The seminar addressed issues such as the historical perspective in drug control, new policies in the field that transcend prevailing prohibitionism, drug money and its circuit in the world economy, drug trafficking and the capture of the state, the violence caused by drug policies, and, lastly, drugs in cities. The final roundtable, in which ten of the invited speakers participated, reached the conclusion that drug policy reform is necessary in order to reduce the high level of violence currently generated by drug trafficking and its persecution, especially in countries in Latin America such as Colombia, Brazil and Mexico.
“We must move towards a legal framework that is totally different from prohibitionism because this model has failed,” says Araceli Manjón-Cabeza, a professor at Madrid’s Complutense University. Constanza Sánchez of the International Center for Ethnobotanical Education, Research & Service agrees that “reform is an opportunity for society; we need a strategic public policy aimed at reducing the damage caused by drugs.”

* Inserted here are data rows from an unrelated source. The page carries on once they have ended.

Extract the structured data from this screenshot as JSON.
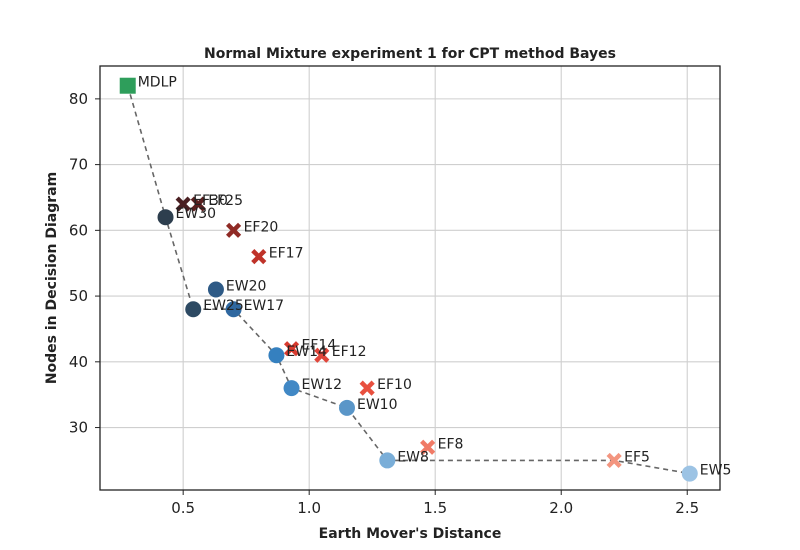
{
  "chart_data": {
    "type": "scatter",
    "title": "Normal Mixture experiment 1 for CPT method Bayes",
    "xlabel": "Earth Mover's Distance",
    "ylabel": "Nodes in Decision Diagram",
    "xlim": [
      0.17,
      2.63
    ],
    "ylim": [
      20.5,
      85
    ],
    "xticks": [
      "0.5",
      "1.0",
      "1.5",
      "2.0",
      "2.5"
    ],
    "yticks": [
      "30",
      "40",
      "50",
      "60",
      "70",
      "80"
    ],
    "grid": true,
    "points": [
      {
        "label": "MDLP",
        "x": 0.28,
        "y": 82,
        "marker": "square",
        "color": "#2e9e5b"
      },
      {
        "label": "EW30",
        "x": 0.43,
        "y": 62,
        "marker": "circle",
        "color": "#2d3e4e"
      },
      {
        "label": "EF30",
        "x": 0.5,
        "y": 64,
        "marker": "x",
        "color": "#4a1f22"
      },
      {
        "label": "EF25",
        "x": 0.56,
        "y": 64,
        "marker": "x",
        "color": "#5a2020"
      },
      {
        "label": "EW25",
        "x": 0.54,
        "y": 48,
        "marker": "circle",
        "color": "#2d4a63"
      },
      {
        "label": "EW20",
        "x": 0.63,
        "y": 51,
        "marker": "circle",
        "color": "#2e5a86"
      },
      {
        "label": "EF20",
        "x": 0.7,
        "y": 60,
        "marker": "x",
        "color": "#8f2a25"
      },
      {
        "label": "EW17",
        "x": 0.7,
        "y": 48,
        "marker": "circle",
        "color": "#2f68a0"
      },
      {
        "label": "EF17",
        "x": 0.8,
        "y": 56,
        "marker": "x",
        "color": "#bf3229"
      },
      {
        "label": "EW14",
        "x": 0.87,
        "y": 41,
        "marker": "circle",
        "color": "#3580bf"
      },
      {
        "label": "EF14",
        "x": 0.93,
        "y": 42,
        "marker": "x",
        "color": "#d83a2e"
      },
      {
        "label": "EW12",
        "x": 0.93,
        "y": 36,
        "marker": "circle",
        "color": "#4188c5"
      },
      {
        "label": "EF12",
        "x": 1.05,
        "y": 41,
        "marker": "x",
        "color": "#e0453a"
      },
      {
        "label": "EW10",
        "x": 1.15,
        "y": 33,
        "marker": "circle",
        "color": "#5a96c8"
      },
      {
        "label": "EF10",
        "x": 1.23,
        "y": 36,
        "marker": "x",
        "color": "#e8503f"
      },
      {
        "label": "EW8",
        "x": 1.31,
        "y": 25,
        "marker": "circle",
        "color": "#7aaed8"
      },
      {
        "label": "EF8",
        "x": 1.47,
        "y": 27,
        "marker": "x",
        "color": "#f07a66"
      },
      {
        "label": "EF5",
        "x": 2.21,
        "y": 25,
        "marker": "x",
        "color": "#f3957f"
      },
      {
        "label": "EW5",
        "x": 2.51,
        "y": 23,
        "marker": "circle",
        "color": "#9cc3e4"
      }
    ],
    "pareto_line": {
      "color": "#666666",
      "points": [
        [
          0.28,
          82
        ],
        [
          0.43,
          62
        ],
        [
          0.54,
          48
        ],
        [
          0.7,
          48
        ],
        [
          0.87,
          41
        ],
        [
          0.93,
          36
        ],
        [
          1.15,
          33
        ],
        [
          1.31,
          25
        ],
        [
          2.21,
          25
        ],
        [
          2.51,
          23
        ]
      ]
    }
  }
}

Analysis of the various types of violence
Many of the speakers, such as Ana Lilia Pérez and Lisa Sánchez from Mexico, Brazilian police commissioner Orlando Zaccone, and Colombian professors Rodrigo Uprimny and Luis Jorge Garay, underscored the many types of violence generated by drug trafficking and, especially, the high level of violence perpetrated by the state to repress the drug trade and criminal organizations. “For an illegal trade to set up in a country there must be violence and corruption,” says Uprimny. In Colombia, Professor Garay defines this corruption as “institutional co-option,” the infiltration of criminal organizations among state agents and public and private institutions. This is also the case in Mexico, where journalist Ana Lilia Pérez notes that the climate of corruption leads to the penetration of formal financial and business circuits, such as the oil industry, by drug cartels. “Dirty money has permeated the economy with the presence of corporate criminal groups,” says Pérez. For her part, Lisa Sánchez, director of Mexico United Against Delinquency, claims that in Mexico there is more violence perpetrated by the war against drug trafficking than by the criminal networks themselves. “The Mexican State has become fierce in its persecution of drug-related crime. Mexico has declared a war on drugs yet the ones they wage war against the least are the drug cartels.”
In fact, a shared view is that the war against drug trafficking affects the weakest actors in the network. “South America is the region of the world that has paid the highest costs in this useless fight against drugs, which has been tough on the weak and weak on the tough. The lowest echelons must be decriminalized and the highest echelons, criminalized,” says former Colombian President Ernesto Samper. “Who wins with the illegality of this business? The white-collar criminals always win,” notes Ana Lilia Pérez. In Mexico, since the beginning of the war on drugs ordered in 2006 by President Felipe Calderón, “drug trafficking organizations have gone up from 12 to 240. Sixty percent are engaged in contract killings,” said Lisa Sánchez. Meanwhile, in Brazil, where 90 percent of prisoners are in jail for trafficking in only one gram of drugs, “prisons, where four inmates die every day, are a killing machine,” denounced Brazilian commissioner Orlando Zaccone.
Overcoming prohibitionism
In this scenario of violence, most of the speakers declared to be in favor of new policies that would overcome current prohibitionism. “The regulation of drugs would imply a decrease in forceful violence in the short and medium term,” says Rodrigo Uprimny, who also warns against the risk entailed by limiting legalization to cannabis. “The worst system is what we have now, in which control is exercised by the drug traffickers,” says Araceli Manjón-Cabeza.
The results of cannabis regulatory experiences in countries such as Uruguay and Portugal were compared in the seminar. “The Cannabis Law has allowed us to more effectively pursue drug trafficking,” explains Augusto Vitale, former director of the Institute for Cannabis Control and Regulation in Uruguay. And he adds that the regulation of cannabis is based on general interest and public health concerns, and that consumption has not drastically increased.
For his part, the Assistant Director of Drug Addictions of the Generalitat, Joan Colom, defended an intermediate regulating model, a “coordinated regulation” that would allow more transparency, less stigmatization and less of a police and judicial burden.
At the other extreme, David Murray, co-director of the Substance Abuse Investigation Center of the Hudson Institute in the United States spoke in defense of the prohibitionist model. “The vagueness of decriminalization proposals is worrying. The commercial legalization of marijuana in the United States has led to astronomical effects of prevalence, which will create a catastrophic problem. Decriminalization will only make matters worse,” he said.